Qui pour sauver le coton malien ?

L’ex-président de l’APCAM, Bakary Togola, incarcéré depuis plusieurs mois à la maison centrale d’arrêt de Bamako, pourra-t-il bénéficier dans les jours et semaines à venir, d’une remise en liberté, comme le souhaitent encore vivement ses parents, proches et amis ?Si ce vœu était amplement exaucé, avec la bénédiction et la bonne compréhension de nos plus hautes autorités judiciaires, ce serait en tout cas, une excellente opportunité pour de milliers de paysans de notre pays, en particulier les producteurs de coton ou « cotonculteurs » qui menacent sérieusement depuis quelques jours, de boycotter la saison cotonnière de cette année. Ce qui serait un coup extrêmement dur, périlleux, pour les recettes budgétaires de notre pays. La principale pomme de discorde : le prix de 215 FCFA proposé par l’Etat cette année contre 275FCFA, l’année dernière, soit une différence inacceptable de 60 FCFA. Quant on sait l’importance économique et stratégique que ce produit de rente représente pour notre économie, il va sans dite que ce nouveau climat de crispation entre l’Etat, à travers la CMDT et les cotonculteurs ne présage rien de bon pour l’avenir.
L’ex-président de l’APCAM et président de la C-SCPC, Bakary Togola également surnommé « le roi du coton » est de par son charisme, sa grande expérience, ses réseaux, la personnalité la mieux indiquée pour trouver un meilleur terrain d’entente entre les deux entités : la CMDT et la C-SCPC. A la lumière de toutes ses qualités, il possède sans nul doute, un ascendant naturel et psychologique sur le monde paysan, qu’il côtoie depuis de nombreuses années, avant d’en devenir ensuite, une référence du genre, au plan national et même dans la sous-région. Son titre de « paysan modèle » n’est nullement usurpé.
 
La CNA-BT, toujours à la pointe du combat pour sa remise en liberté…
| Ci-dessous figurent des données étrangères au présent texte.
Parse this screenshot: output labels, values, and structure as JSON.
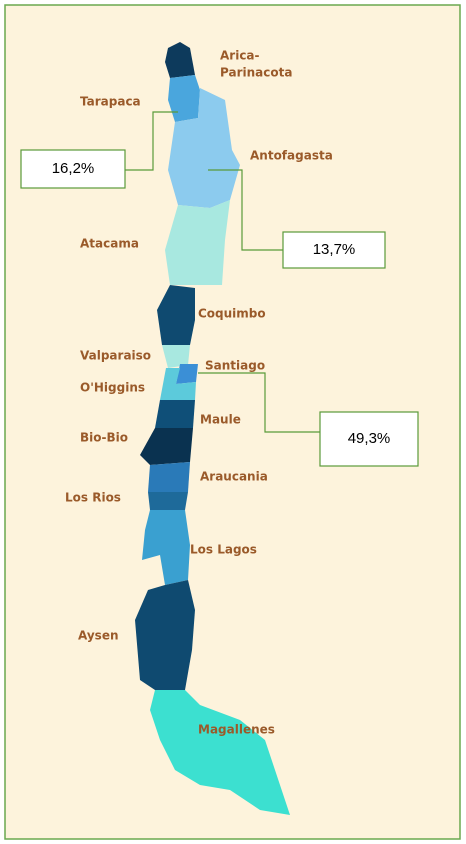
{
  "map": {
    "regions": [
      {
        "label_lines": [
          "Arica-",
          "Parinacota"
        ]
      },
      {
        "label_lines": [
          "Tarapaca"
        ]
      },
      {
        "label_lines": [
          "Antofagasta"
        ]
      },
      {
        "label_lines": [
          "Atacama"
        ]
      },
      {
        "label_lines": [
          "Coquimbo"
        ]
      },
      {
        "label_lines": [
          "Valparaiso"
        ]
      },
      {
        "label_lines": [
          "Santiago"
        ]
      },
      {
        "label_lines": [
          "O'Higgins"
        ]
      },
      {
        "label_lines": [
          "Maule"
        ]
      },
      {
        "label_lines": [
          "Bio-Bio"
        ]
      },
      {
        "label_lines": [
          "Araucania"
        ]
      },
      {
        "label_lines": [
          "Los Rios"
        ]
      },
      {
        "label_lines": [
          "Los Lagos"
        ]
      },
      {
        "label_lines": [
          "Aysen"
        ]
      },
      {
        "label_lines": [
          "Magallenes"
        ]
      }
    ],
    "callouts": [
      {
        "text": "16,2%"
      },
      {
        "text": "13,7%"
      },
      {
        "text": "49,3%"
      }
    ]
  }
}
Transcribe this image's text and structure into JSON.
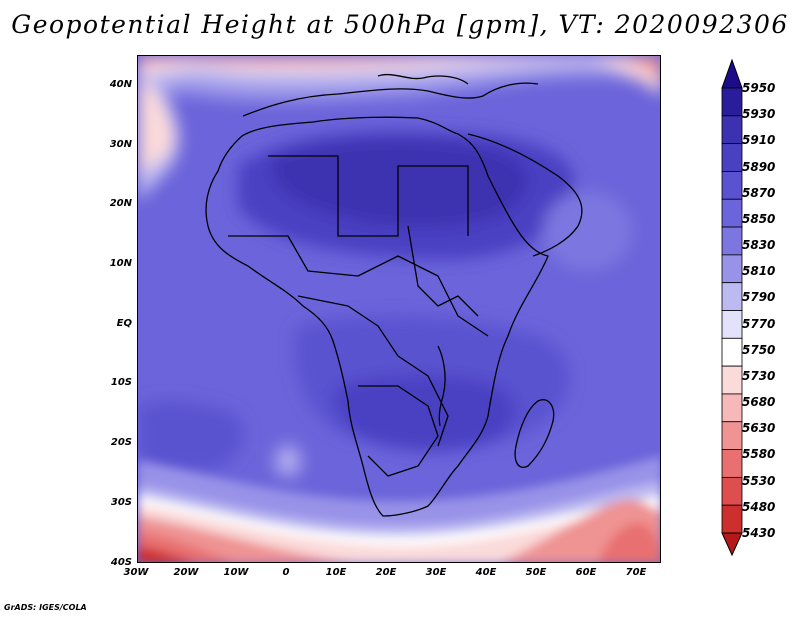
{
  "title": "Geopotential Height at 500hPa [gpm], VT: 2020092306",
  "footer": "GrADS: IGES/COLA",
  "lat_labels": [
    "40N",
    "30N",
    "20N",
    "10N",
    "EQ",
    "10S",
    "20S",
    "30S",
    "40S"
  ],
  "lon_labels": [
    "30W",
    "20W",
    "10W",
    "0",
    "10E",
    "20E",
    "30E",
    "40E",
    "50E",
    "60E",
    "70E"
  ],
  "colorbar": {
    "levels": [
      "5950",
      "5930",
      "5910",
      "5890",
      "5870",
      "5850",
      "5830",
      "5810",
      "5790",
      "5770",
      "5750",
      "5730",
      "5680",
      "5630",
      "5580",
      "5530",
      "5480",
      "5430"
    ],
    "colors": [
      "#1d0c87",
      "#2a1d9b",
      "#3c31b0",
      "#4a40c2",
      "#5a52d0",
      "#6b64da",
      "#7c77e0",
      "#9893e8",
      "#bdb9f1",
      "#e3e2fa",
      "#ffffff",
      "#fbdada",
      "#f6b8b8",
      "#ef9393",
      "#e87070",
      "#de4e4e",
      "#cd2e2e",
      "#b41818"
    ]
  },
  "map": {
    "lon_range": [
      -30,
      75
    ],
    "lat_range": [
      -40,
      45
    ],
    "variable": "Geopotential Height",
    "level": "500hPa",
    "units": "gpm",
    "valid_time": "2020092306"
  }
}
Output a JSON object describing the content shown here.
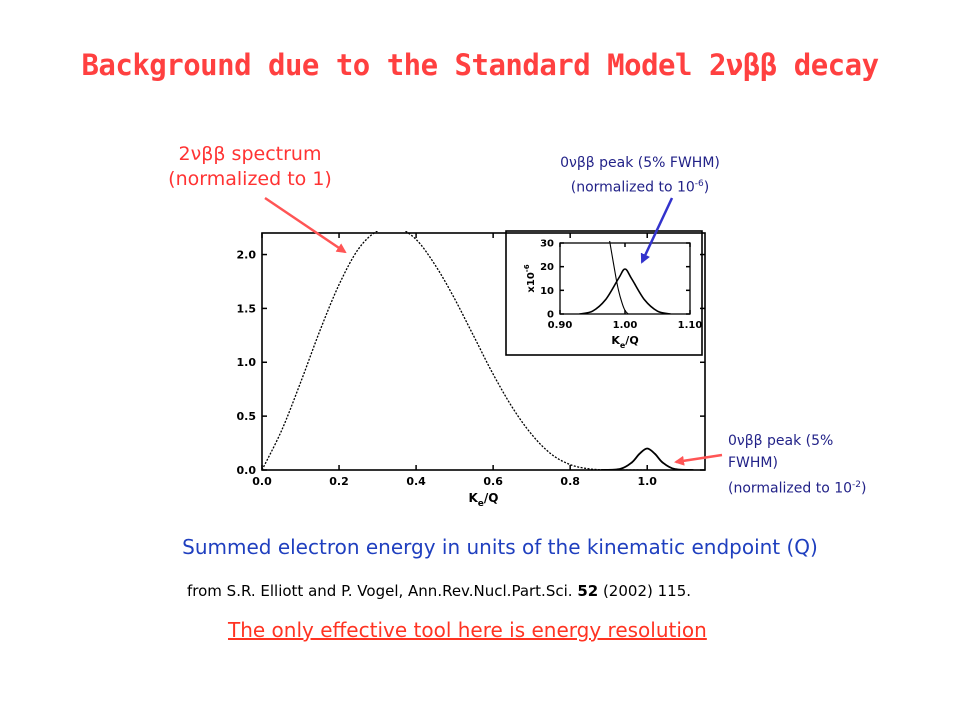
{
  "slide": {
    "title": "Background due to the Standard Model  2νββ decay",
    "labels": {
      "spectrum_line1": "2νββ spectrum",
      "spectrum_line2": "(normalized to 1)",
      "inset_peak_line1": "0νββ peak (5% FWHM)",
      "inset_peak_line2": "(normalized to 10",
      "inset_peak_exp": "-6",
      "inset_peak_close": ")",
      "peak_line1": "0νββ peak (5%",
      "peak_line2": "FWHM)",
      "peak_line3": "(normalized to 10",
      "peak_exp": "-2",
      "peak_close": ")"
    },
    "caption": "Summed electron energy in units of the kinematic endpoint (Q)",
    "citation_prefix": "from S.R. Elliott and P. Vogel, Ann.Rev.Nucl.Part.Sci. ",
    "citation_volume": "52",
    "citation_suffix": " (2002) 115.",
    "conclusion": "The only effective tool here is energy resolution",
    "arrow_colors": {
      "spectrum": "#ff5555",
      "peaks": "#3333cc"
    }
  },
  "chart_data": [
    {
      "type": "line",
      "xlabel": "Ke/Q",
      "ylabel": "",
      "xlim": [
        0.0,
        1.15
      ],
      "ylim": [
        0.0,
        2.2
      ],
      "x_ticks": [
        "0.0",
        "0.2",
        "0.4",
        "0.6",
        "0.8",
        "1.0"
      ],
      "y_ticks": [
        "0.0",
        "0.5",
        "1.0",
        "1.5",
        "2.0"
      ],
      "series": [
        {
          "x": [
            0.0,
            0.05,
            0.1,
            0.15,
            0.2,
            0.25,
            0.3,
            0.35,
            0.4,
            0.45,
            0.5,
            0.55,
            0.6,
            0.65,
            0.7,
            0.75,
            0.8,
            0.85,
            0.9,
            0.95,
            1.0
          ],
          "y": [
            0.0,
            0.36,
            0.81,
            1.29,
            1.72,
            2.05,
            2.22,
            2.25,
            2.14,
            1.9,
            1.59,
            1.24,
            0.89,
            0.58,
            0.33,
            0.15,
            0.05,
            0.01,
            0.0,
            0.0,
            0.0
          ]
        },
        {
          "x": [
            0.88,
            0.93,
            0.96,
            0.98,
            1.0,
            1.02,
            1.04,
            1.07,
            1.12
          ],
          "y": [
            0.0,
            0.01,
            0.07,
            0.15,
            0.2,
            0.15,
            0.07,
            0.01,
            0.0
          ]
        }
      ]
    },
    {
      "type": "line",
      "xlabel": "Ke/Q",
      "ylabel": "x10-6",
      "xlim": [
        0.9,
        1.1
      ],
      "ylim": [
        0,
        30
      ],
      "x_ticks": [
        "0.90",
        "1.00",
        "1.10"
      ],
      "y_ticks": [
        "0",
        "10",
        "20",
        "30"
      ],
      "series": [
        {
          "x": [
            0.975,
            0.98,
            0.985,
            0.99,
            0.995,
            1.0,
            1.005
          ],
          "y": [
            33,
            25,
            17,
            10,
            5,
            1.5,
            0
          ]
        },
        {
          "x": [
            0.93,
            0.95,
            0.97,
            0.99,
            1.0,
            1.01,
            1.03,
            1.05,
            1.07
          ],
          "y": [
            0,
            1.2,
            6,
            15,
            19,
            15,
            6,
            1.2,
            0
          ]
        }
      ]
    }
  ]
}
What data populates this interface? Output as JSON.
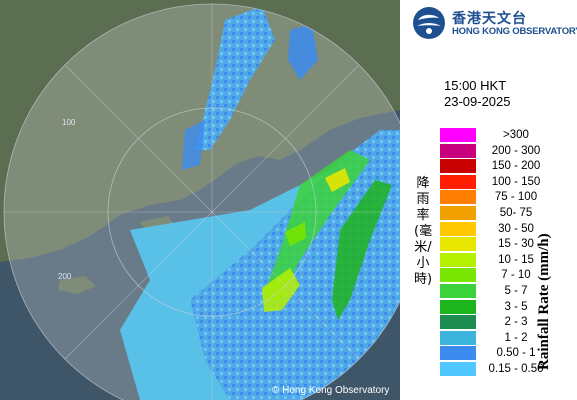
{
  "header": {
    "org_name_zh": "香港天文台",
    "org_name_en": "HONG KONG OBSERVATORY"
  },
  "timestamp": {
    "time": "15:00 HKT",
    "date": "23-09-2025"
  },
  "legend": {
    "title_en": "Rainfall Rate (mm/h)",
    "title_zh": "降雨率(毫米/小時)",
    "items": [
      {
        "label": ">300",
        "color": "#ff00ff"
      },
      {
        "label": "200 - 300",
        "color": "#c8007d"
      },
      {
        "label": "150 - 200",
        "color": "#c80000"
      },
      {
        "label": "100 - 150",
        "color": "#ff1e00"
      },
      {
        "label": "75 - 100",
        "color": "#ff7d00"
      },
      {
        "label": "50- 75",
        "color": "#f0a000"
      },
      {
        "label": "30 - 50",
        "color": "#ffc800"
      },
      {
        "label": "15 - 30",
        "color": "#e6e600"
      },
      {
        "label": "10 - 15",
        "color": "#b4f000"
      },
      {
        "label": "7 - 10",
        "color": "#78e600"
      },
      {
        "label": "5 - 7",
        "color": "#3cd23c"
      },
      {
        "label": "3 - 5",
        "color": "#1eb41e"
      },
      {
        "label": "2 - 3",
        "color": "#1e8c50"
      },
      {
        "label": "1 - 2",
        "color": "#3cb4dc"
      },
      {
        "label": "0.50 - 1",
        "color": "#3c8cf0"
      },
      {
        "label": "0.15 - 0.50",
        "color": "#50c8ff"
      }
    ]
  },
  "map": {
    "range_labels": [
      "100",
      "200"
    ],
    "copyright": "© Hong Kong Observatory"
  },
  "colors": {
    "sea": "#3f5568",
    "land": "#5b6e52",
    "range_ring": "#c8d2dc"
  }
}
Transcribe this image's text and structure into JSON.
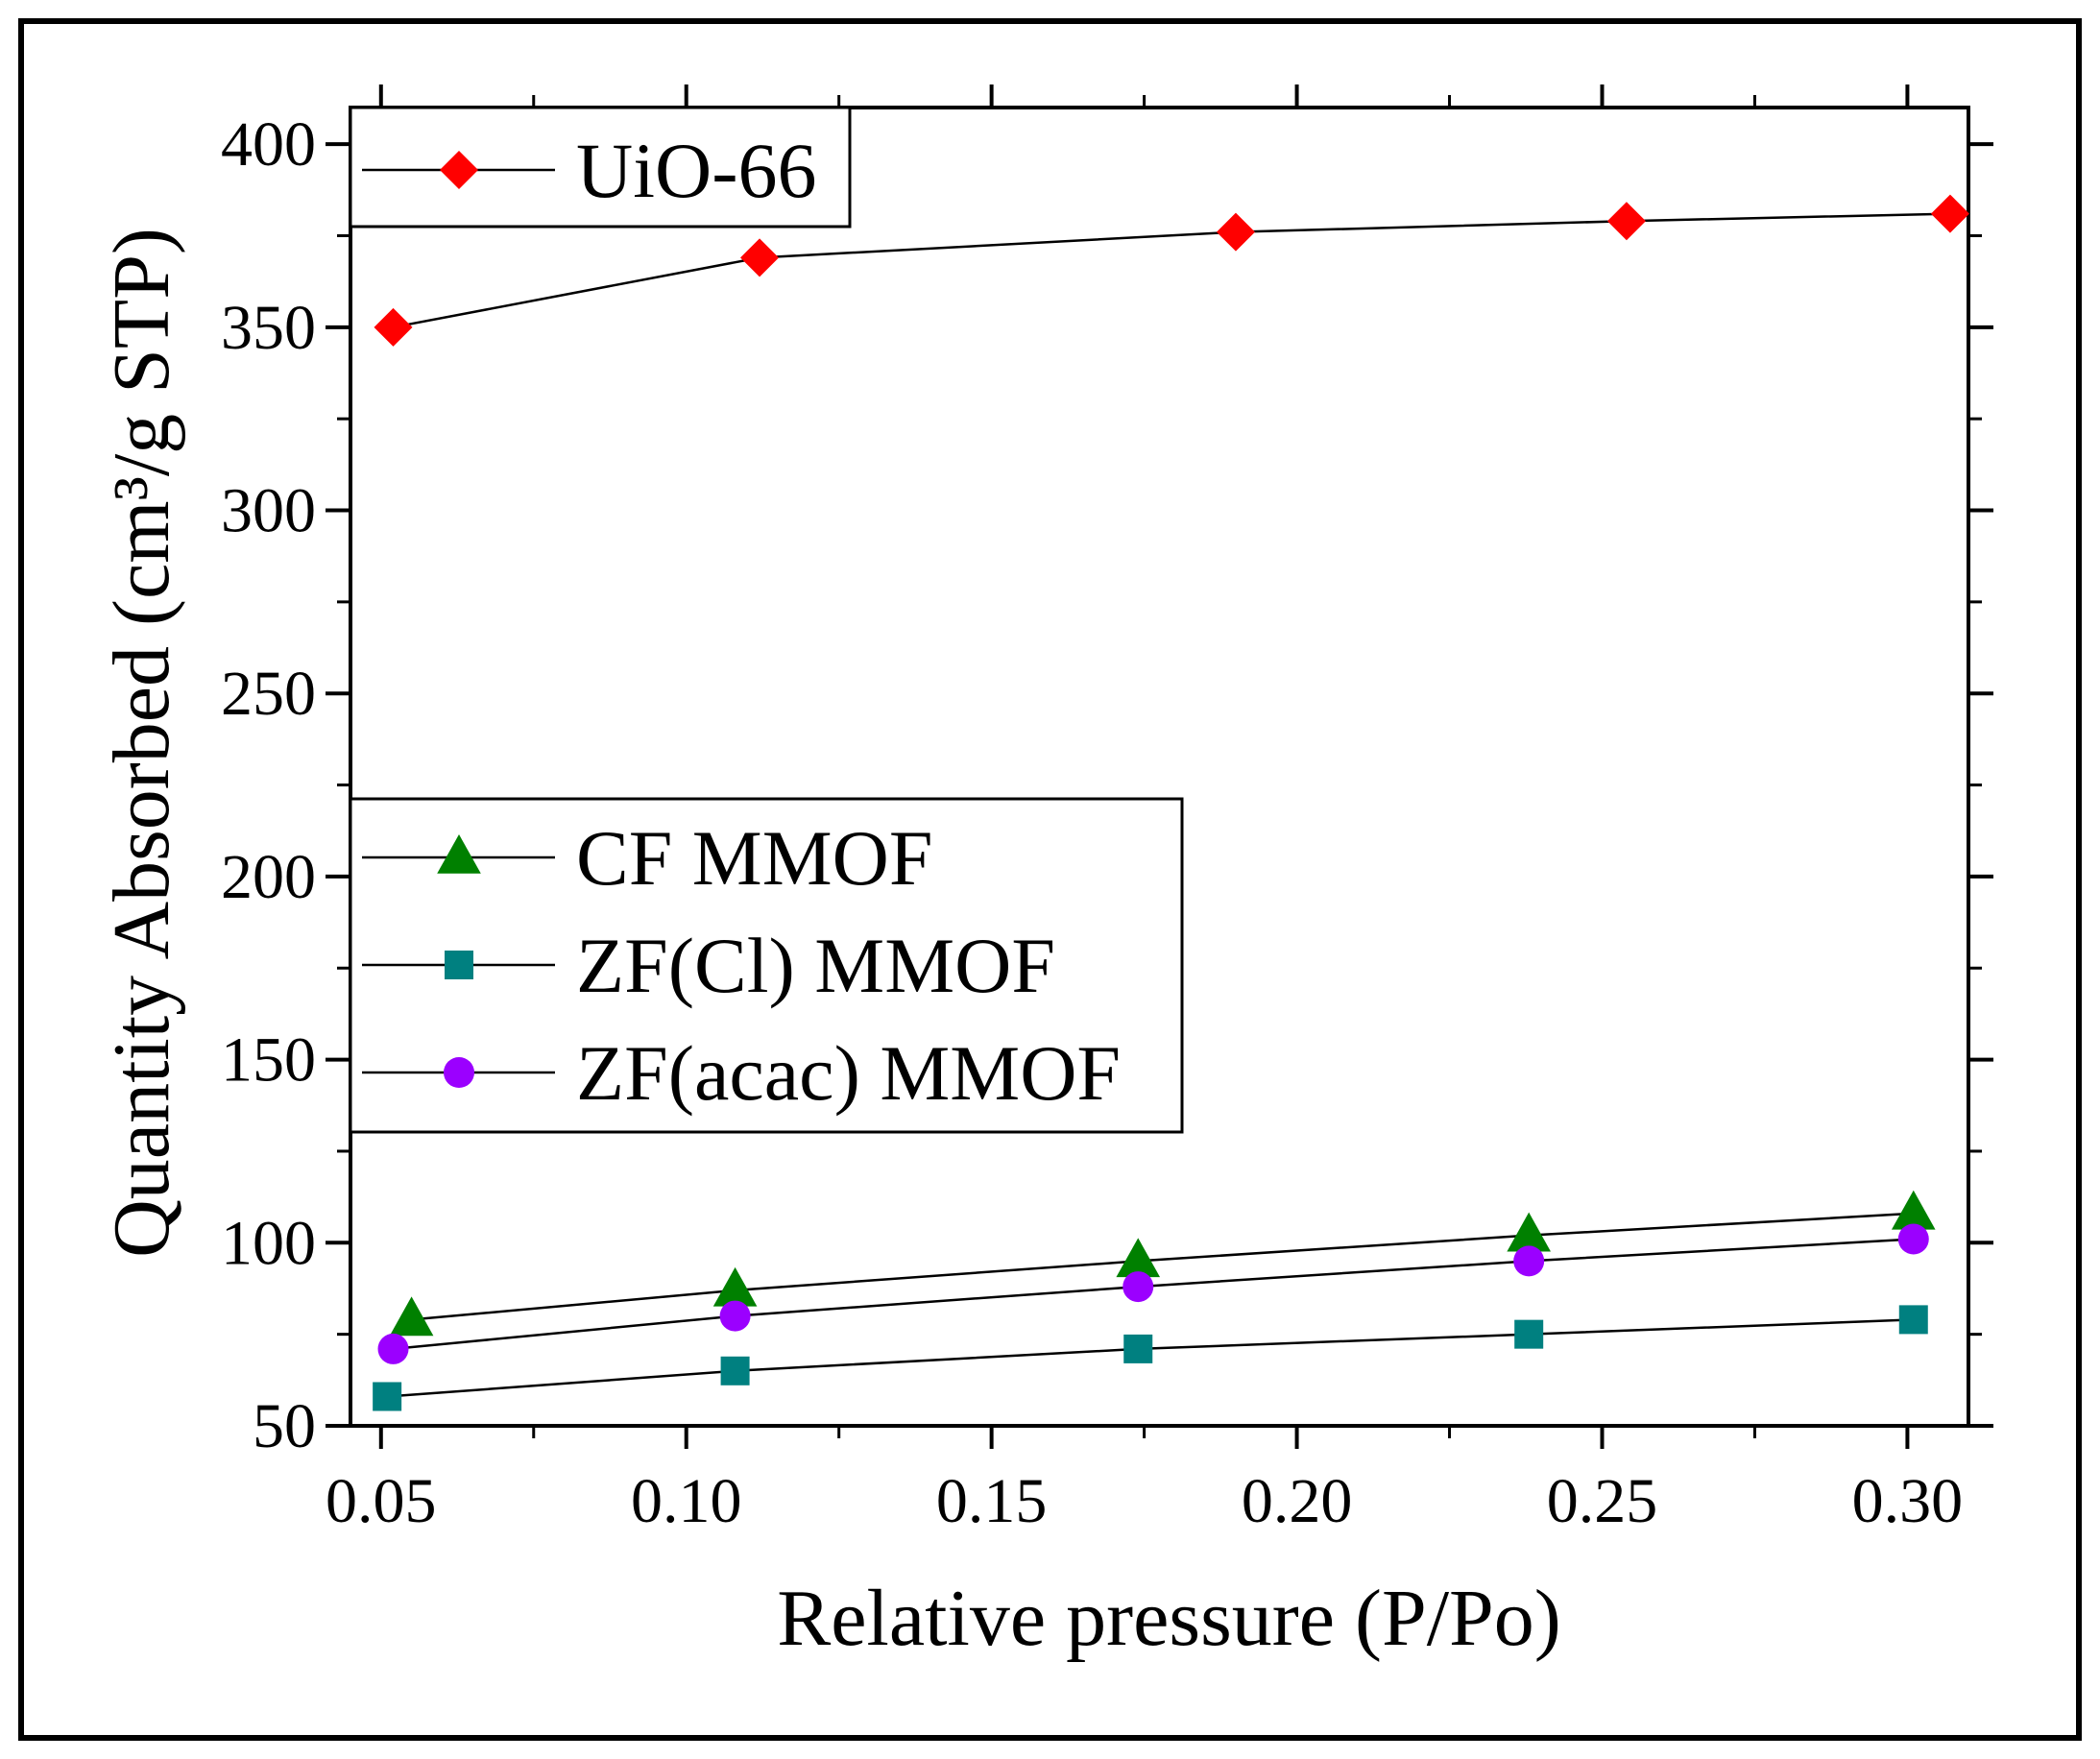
{
  "chart_data": {
    "type": "line",
    "title": "",
    "xlabel": "Relative pressure (P/Po)",
    "ylabel": "Quantity Absorbed (cm³/g STP)",
    "xlim": [
      0.045,
      0.31
    ],
    "ylim": [
      50,
      410
    ],
    "x_ticks": [
      "0.05",
      "0.10",
      "0.15",
      "0.20",
      "0.25",
      "0.30"
    ],
    "y_ticks": [
      "50",
      "100",
      "150",
      "200",
      "250",
      "300",
      "350",
      "400"
    ],
    "grid": false,
    "series": [
      {
        "name": "UiO-66",
        "marker": "diamond",
        "color": "#ff0000",
        "x": [
          0.052,
          0.112,
          0.19,
          0.254,
          0.307
        ],
        "y": [
          350,
          369,
          376,
          379,
          381
        ]
      },
      {
        "name": "CF MMOF",
        "marker": "triangle",
        "color": "#008000",
        "x": [
          0.055,
          0.108,
          0.174,
          0.238,
          0.301
        ],
        "y": [
          79,
          87,
          95,
          102,
          108
        ]
      },
      {
        "name": "ZF(Cl) MMOF",
        "marker": "square",
        "color": "#008080",
        "x": [
          0.051,
          0.108,
          0.174,
          0.238,
          0.301
        ],
        "y": [
          58,
          65,
          71,
          75,
          79
        ]
      },
      {
        "name": "ZF(acac) MMOF",
        "marker": "circle",
        "color": "#9b00ff",
        "x": [
          0.052,
          0.108,
          0.174,
          0.238,
          0.301
        ],
        "y": [
          71,
          80,
          88,
          95,
          101
        ]
      }
    ],
    "legends": [
      {
        "position": "top-left",
        "entries": [
          "UiO-66"
        ]
      },
      {
        "position": "middle-left",
        "entries": [
          "CF MMOF",
          "ZF(Cl) MMOF",
          "ZF(acac) MMOF"
        ]
      }
    ]
  }
}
Dès les premières heures de son incarcération, la Coordination nationale des amis de Bakary Togola (CNA-BT) a aussitôt nié le « bien-fondé » des dénonciations exagérées et surtout « fausses » de l’ex-comptable de la C-SCPC, auprès du pole économique et financier, avant de procéder ensuite à un réel recadrage des choses. Le Secrétaire général Moussa Z Doumbia (il est aussi conseiller municipal en CV) est assez formel dans ses propos : il y’a plus de dix ans, que l’on utilise plus le terme « ristourne » entre les cotonculteurs et la CMDT, mais de « complément de prix ». En fait de quoi s’agit-il ? Selon les informations recueillies auprès des acteurs de la filière le prix au producteur est fixé avant chaque campagne cotonnière, et à la fin de la campagne, un consultant indépendant évalue le produit de commercialisation du coton, le prix de vente de la graine, et celui de la fibre, en un parfait commun accord entre la CMDT et les producteurs, comme c’est aussi le cas dans d’autres pays africains. Lorsque le produit de commercialisation évalué est supérieur au prix du coton au producteur préalablement fixé, le bénéfice appelé alors « complément de prix » est ainsi partagé entre la CMDT et les producteurs.
40% du bénéfice pour la CMDT, 60% du bénéfice pour les producteurs de coton
Pour ce qui est de la répartition des 60%pour les producteurs :
 
La CMDT verse directement 40% dans les comptes de chaque coopérative.
45% constituent un fond de soutien à la filière coton qui n’est pas à la disposition de la Confédération des Sociétés Coopératives des Producteurs de coton C-SCPC.
15% pour le budget de fonctionnement de la Confédération des sociétés coopératives des producteurs de coton C-SCPC. Pour les membres de cette coordination, le président Bakary Togola est poursuivi pour la gestion d’un fond qu’il n’a jamais géré. Les prétendues ristournes que le dénonciateur anonyme fait allusion sont versées directement par la CMDT aux coopératives. Par ailleurs, le groupement des syndicats cotonniers et vivriers a aussi tenu un point de presse, le 20 septembre 2019, en annonçant que le complément de prix de la dernière campagne cotonnière a été déjà versé aux coopératives par la CMDT et qu’il n’y a pas de reliquat des années antérieures.